The thermodynamic properties of a spin $S=1/2$ tetrameric Heisenberg antiferromagnetic chain with alternating interactions ${\text{AF}}_{1}{\text{-AF}}_{2}{\text{-AF}}_{1}\text{-F}$ (AF and F denote the antiferromagnetic and ferromagnetic couplings, respectively) are studied by means of the transfer-matrix renormalization-group method and Jordan-Wigner transformation. It is found that in the absence of magnetic field, the thermodynamic behaviors are closely related to the gapped low-lying excitations, and a novel structure with three peaks in the temperature dependence of specific heat is unveiled.

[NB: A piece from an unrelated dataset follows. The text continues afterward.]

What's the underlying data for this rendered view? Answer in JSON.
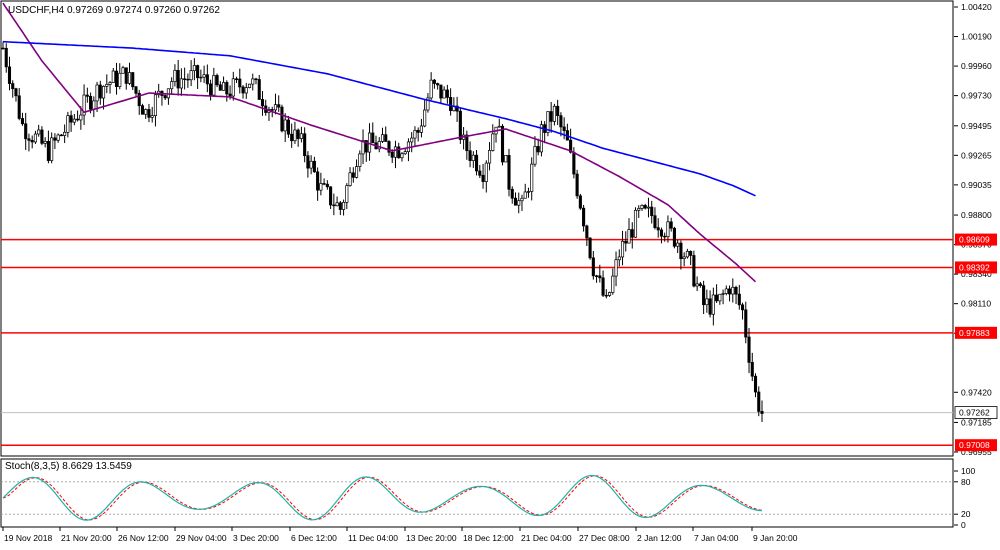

In a magnetic field, a phase diagram in the temperature-field plane for the couplings satisfying ${J}_{{\text{AF}}_{1}}={J}_{{\text{AF}}_{2}}={J}_{\text{F}}$ is obtained, in which various phases are identified. The temperature dependence of thermodynamic quantities including the magnetization, susceptibility, and specific heat are studied to characterize the corresponding phases. It is disclosed that the magnetization has a crossover behavior at low temperature in the Luttinger liquid phase, which is shown falling into the same class as that in the $S=1$ Haldane chain. In the plateau regime, the thermodynamic behaviors alter at a certain field, which results from the crossing of two excitation spectra. By means of the fermion mapping, it is uncovered that the system has four spectra from fermion and hole excitations that are responsible for the observed thermodynamic behaviors.